So when do the "Super Moderators" get their capes, goggles, and 'wear-on-the-outside' undies?! :mrgreen:


----------



## Mike Schoonbrood (Mar 27, 2006)

As soon as people start paying for membership so I can afford our uniforms!


----------



## Connie Sutherland (Mar 27, 2006)

Oh, I'm not waiting. I ordered an UnderDog outfit online.


----------



## Mike Schoonbrood (Mar 27, 2006)

Like this one?


----------



## Selena van Leeuwen (Mar 29, 2006)

I want the uniform that makes me very pretty :mrgreen: :-D


----------



## Mike Schoonbrood (Mar 27, 2006)

How about this one???

Click link


----------



## Selena van Leeuwen (Mar 29, 2006)

I guess that will work....do you keep in mind that I´ve my own bodyguard? :mrgreen:


----------



## Selena van Leeuwen (Mar 29, 2006)

:-# 

Dick zegt: daar kom je vanzelf achter als je hier in Nederland bent :mrgreen: :wink:

ps: don´t edit your answer out, so mine won´t make any sense :roll:


----------



## Mike Schoonbrood (Mar 27, 2006)

Mike Schoonbrood said:


> Would that be Dick or Anne? :lol:


Was playing with forum stuff n accidentally deleted my post, oops! :lol:


----------



## Bob Scott (Mar 30, 2006)

It's just plain cold hearted to do this to us old farts!


----------



## Hil Harrison (Mar 29, 2006)

susan tuck said:


> Hil, at least you figured out how to get the emoticons into the text of your message.

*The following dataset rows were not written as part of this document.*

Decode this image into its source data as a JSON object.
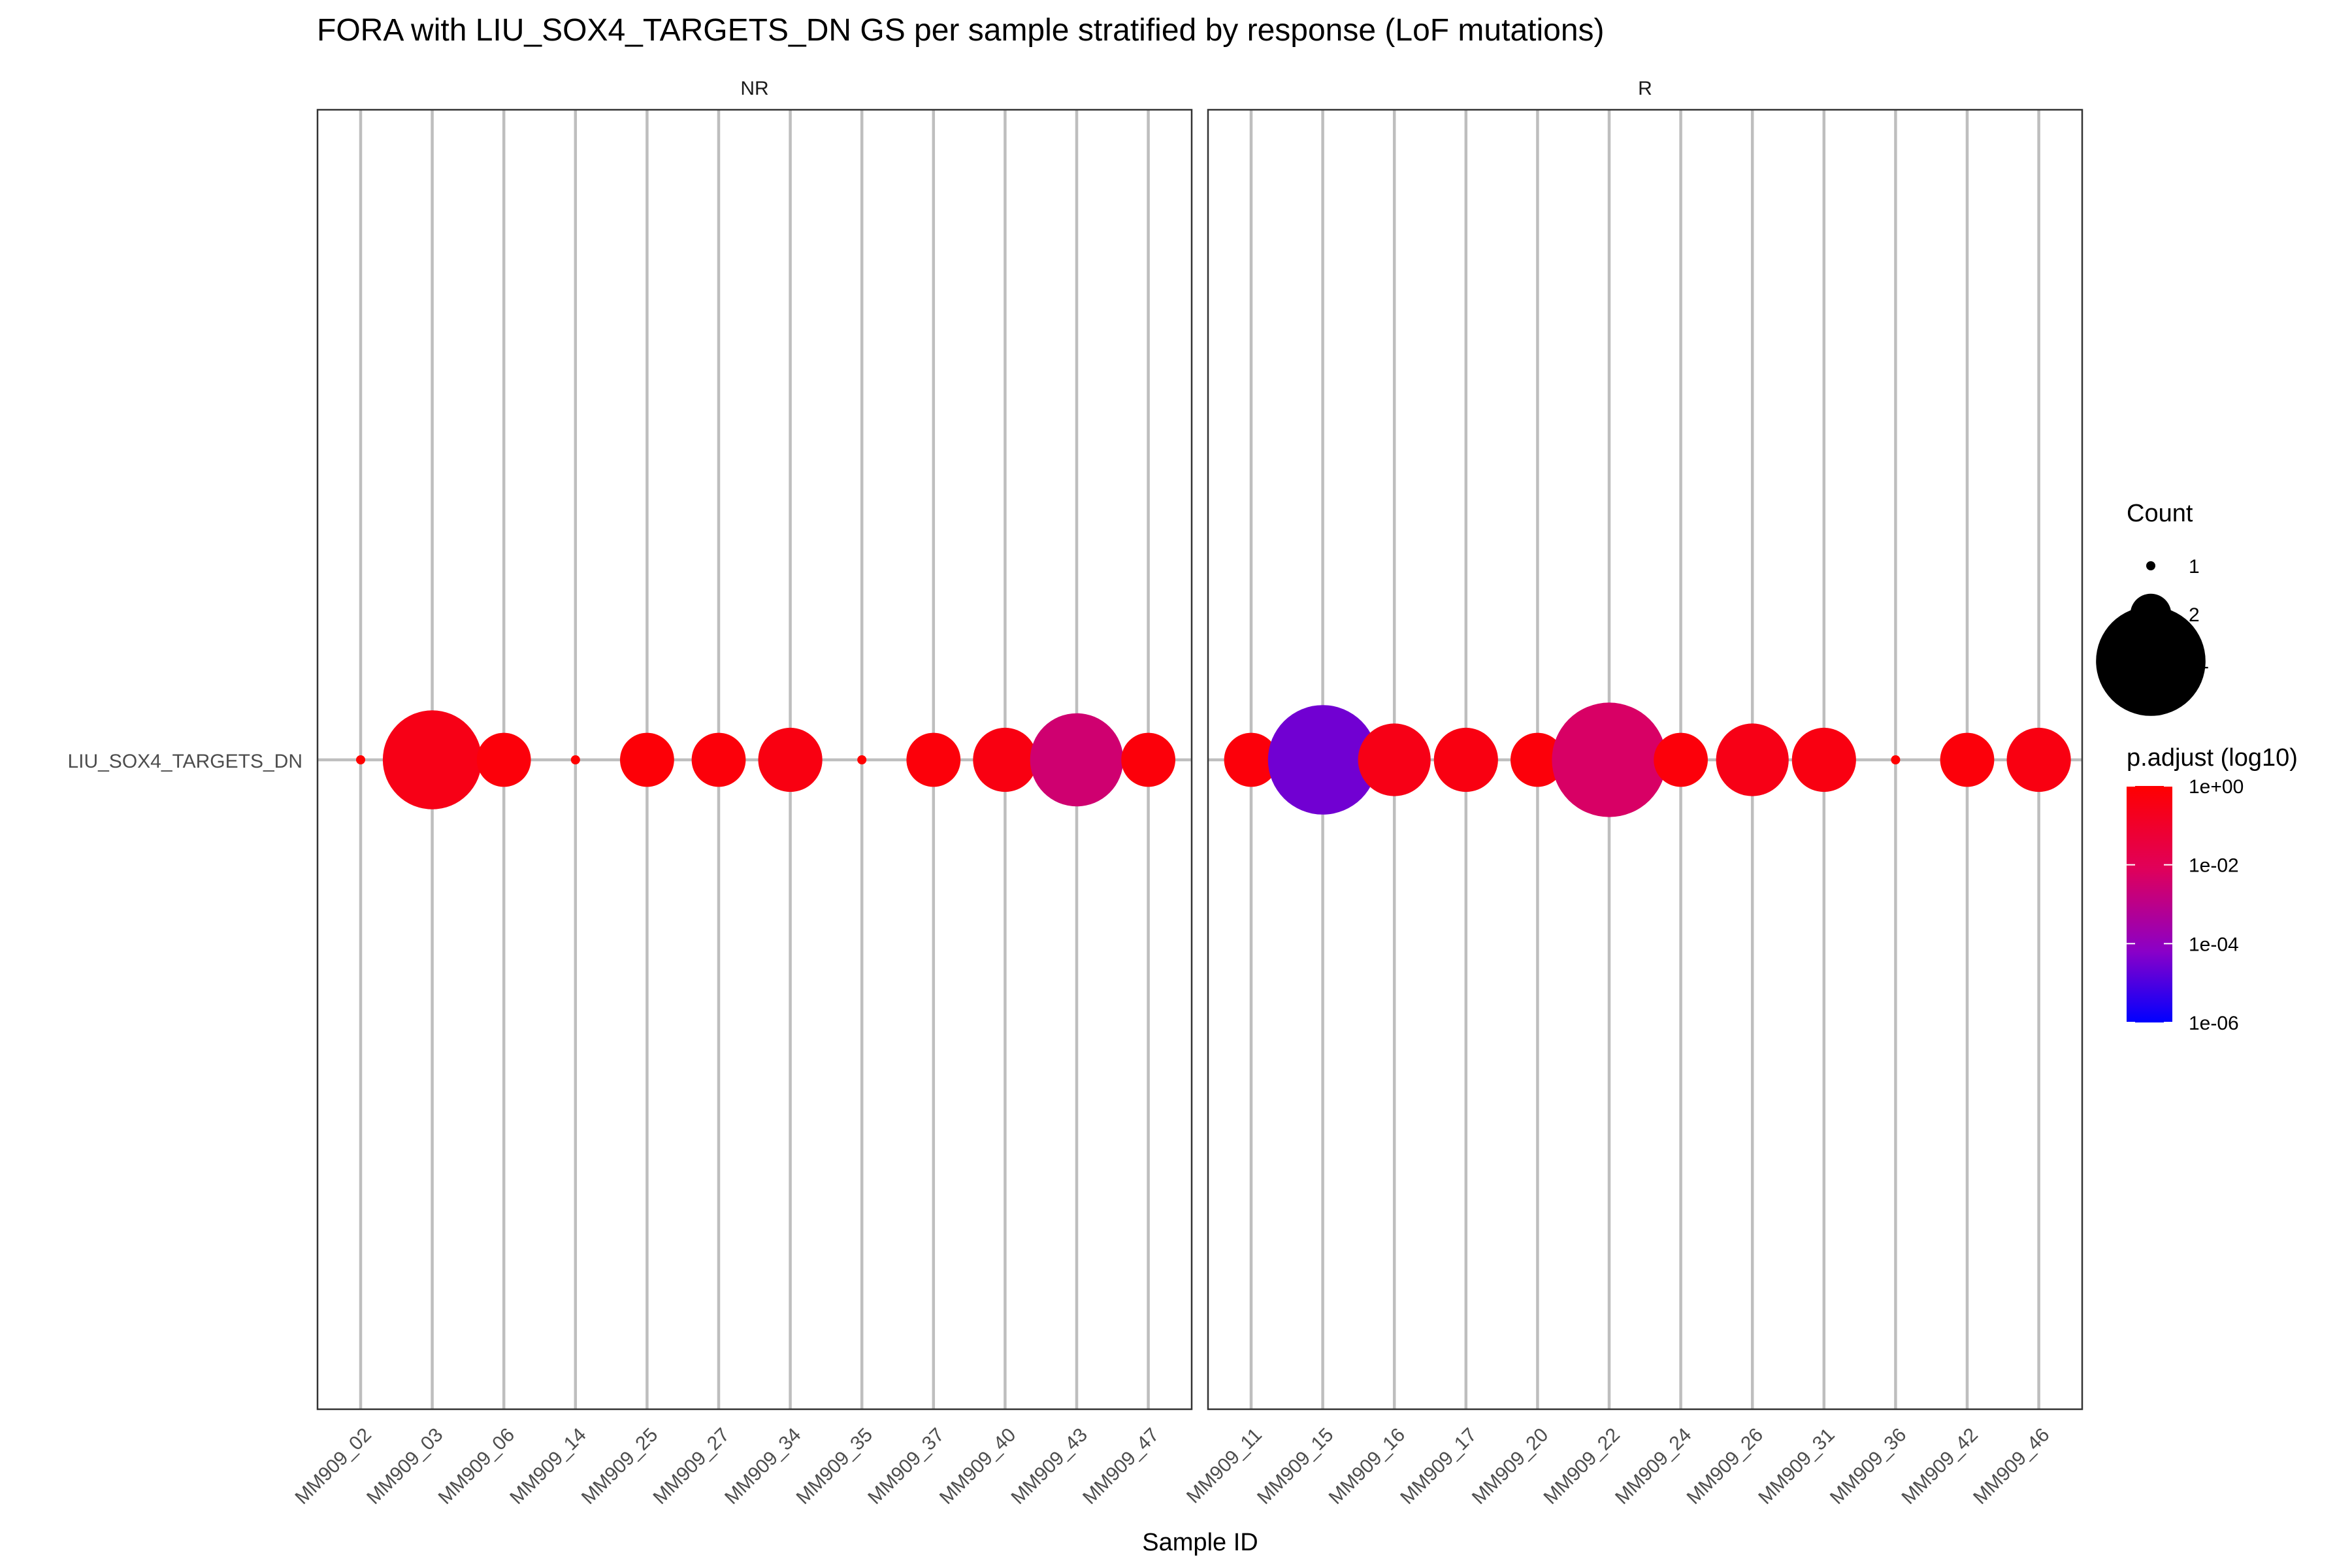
{
  "chart_data": {
    "type": "scatter",
    "title": "FORA with LIU_SOX4_TARGETS_DN GS per sample stratified by response (LoF mutations)",
    "xlabel": "Sample ID",
    "ylabel": "",
    "gene_set": "LIU_SOX4_TARGETS_DN",
    "grid": true,
    "legend_position": "right",
    "panels": [
      {
        "name": "NR",
        "points": [
          {
            "sample": "MM909_02",
            "count": 1,
            "p_adjust": 1.0
          },
          {
            "sample": "MM909_03",
            "count": 9,
            "p_adjust": 0.3
          },
          {
            "sample": "MM909_06",
            "count": 3,
            "p_adjust": 0.6
          },
          {
            "sample": "MM909_14",
            "count": 1,
            "p_adjust": 1.0
          },
          {
            "sample": "MM909_25",
            "count": 3,
            "p_adjust": 0.7
          },
          {
            "sample": "MM909_27",
            "count": 3,
            "p_adjust": 0.6
          },
          {
            "sample": "MM909_34",
            "count": 4,
            "p_adjust": 0.4
          },
          {
            "sample": "MM909_35",
            "count": 1,
            "p_adjust": 1.0
          },
          {
            "sample": "MM909_37",
            "count": 3,
            "p_adjust": 0.6
          },
          {
            "sample": "MM909_40",
            "count": 4,
            "p_adjust": 0.4
          },
          {
            "sample": "MM909_43",
            "count": 8,
            "p_adjust": 0.003
          },
          {
            "sample": "MM909_47",
            "count": 3,
            "p_adjust": 0.6
          }
        ]
      },
      {
        "name": "R",
        "points": [
          {
            "sample": "MM909_11",
            "count": 3,
            "p_adjust": 0.6
          },
          {
            "sample": "MM909_15",
            "count": 11,
            "p_adjust": 3e-05
          },
          {
            "sample": "MM909_16",
            "count": 5,
            "p_adjust": 0.3
          },
          {
            "sample": "MM909_17",
            "count": 4,
            "p_adjust": 0.4
          },
          {
            "sample": "MM909_20",
            "count": 3,
            "p_adjust": 0.6
          },
          {
            "sample": "MM909_22",
            "count": 12,
            "p_adjust": 0.005
          },
          {
            "sample": "MM909_24",
            "count": 3,
            "p_adjust": 0.6
          },
          {
            "sample": "MM909_26",
            "count": 5,
            "p_adjust": 0.3
          },
          {
            "sample": "MM909_31",
            "count": 4,
            "p_adjust": 0.4
          },
          {
            "sample": "MM909_36",
            "count": 1,
            "p_adjust": 1.0
          },
          {
            "sample": "MM909_42",
            "count": 3,
            "p_adjust": 0.6
          },
          {
            "sample": "MM909_46",
            "count": 4,
            "p_adjust": 0.4
          }
        ]
      }
    ],
    "size_legend": {
      "title": "Count",
      "entries": [
        {
          "label": "1",
          "count": 1
        },
        {
          "label": "2",
          "count": 2
        },
        {
          "label": "11",
          "count": 11
        }
      ]
    },
    "color_legend": {
      "title": "p.adjust (log10)",
      "scale": "log10",
      "range": [
        1e-06,
        1
      ],
      "ticks": [
        {
          "label": "1e+00",
          "value": 1
        },
        {
          "label": "1e-02",
          "value": 0.01
        },
        {
          "label": "1e-04",
          "value": 0.0001
        },
        {
          "label": "1e-06",
          "value": 1e-06
        }
      ],
      "color_high": "#FF0000",
      "color_low": "#0000FF"
    },
    "colors": {
      "grid": "#BEBEBE",
      "panel_border": "#333333"
    }
  }
}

eventually susan yeah.....sure not gonna tel though how long it took  lol


----------



## Connie Sutherland (Mar 27, 2006)

susan tuck said:


> I really like the new forum. Everything is so easy to read. I also would like to see the "emoticons" back.


Selena helped me........

User CP top left of screen

Then see the left of the screen -- Edit Options >> Misc Options >> Message Editor >> choose "Enhanced Interface (WYSIWYG)"


----------



## susan tuck (Mar 28, 2006)

Connie, You deserve a standing ovation! (oh crap, I can't make the clapping smile work)
Thanks for helping me.:-D :-D :-D


----------



## Connie Sutherland (Mar 27, 2006)

Wow!

NOW we're cookin' !!!=D> =D>


----------



## Jeff Oehlsen (Apr 7, 2006)

So that is why they end up on the top. Too hard.


----------



## Hil Harrison (Mar 29, 2006)

Geez you can see how long I have been away....just saw these last posts (see I am working my way through:lol: ). I was had my mouth hanging down seeing the pic of the most errr skanty errrr (stutters) black err slimline errrr fantastic outfit that you guys were gonna put Seleen in. So Seleen hows the fit?:lol: Are the mod guys in the Village people mens edition?;-)


----------



## Robert Blok (Jul 26, 2006)

Hil Harrison said:


> but feel a bit lost here at the moment.


Hil, that's because you're stuck on a little island \\/
Robert


----------



## Hil Harrison (Mar 29, 2006)

Robert Blok said:


> Hil, that's because you're stuck on a little island \\/
> Robert


:lol: yeah and no place to go....wouldnt mind a wardrobe full of the "Seleen Line" though. Pity is all the darn farmer-typo's here wouldnt give a monkeys what any woman wears....they only notice rubber boots and and clogs:lol:


----------



## Robert Blok (Jul 26, 2006)

Hil Harrison said:


> ....they only notice rubber boots and and clogs:lol:


Nothing wrong with them klompen (clogs). Most of the world thinks we wear them every day :lol:
Selana and Dick just ordered a couple :-$

Robert


----------



## Hil Harrison (Mar 29, 2006)

Robert Blok said:


> Nothing wrong with them klompen (clogs). Most of the world thinks we wear them every day :lol:
> Selana and Dick just ordered a couple :-$
> 
> Robert


:lol: I spose they would have to now going to the countryside.......wonder what they will look like under the Seleen Line outfit though #-o. Do they do clogs in a soort of black latex finish? :lol:


----------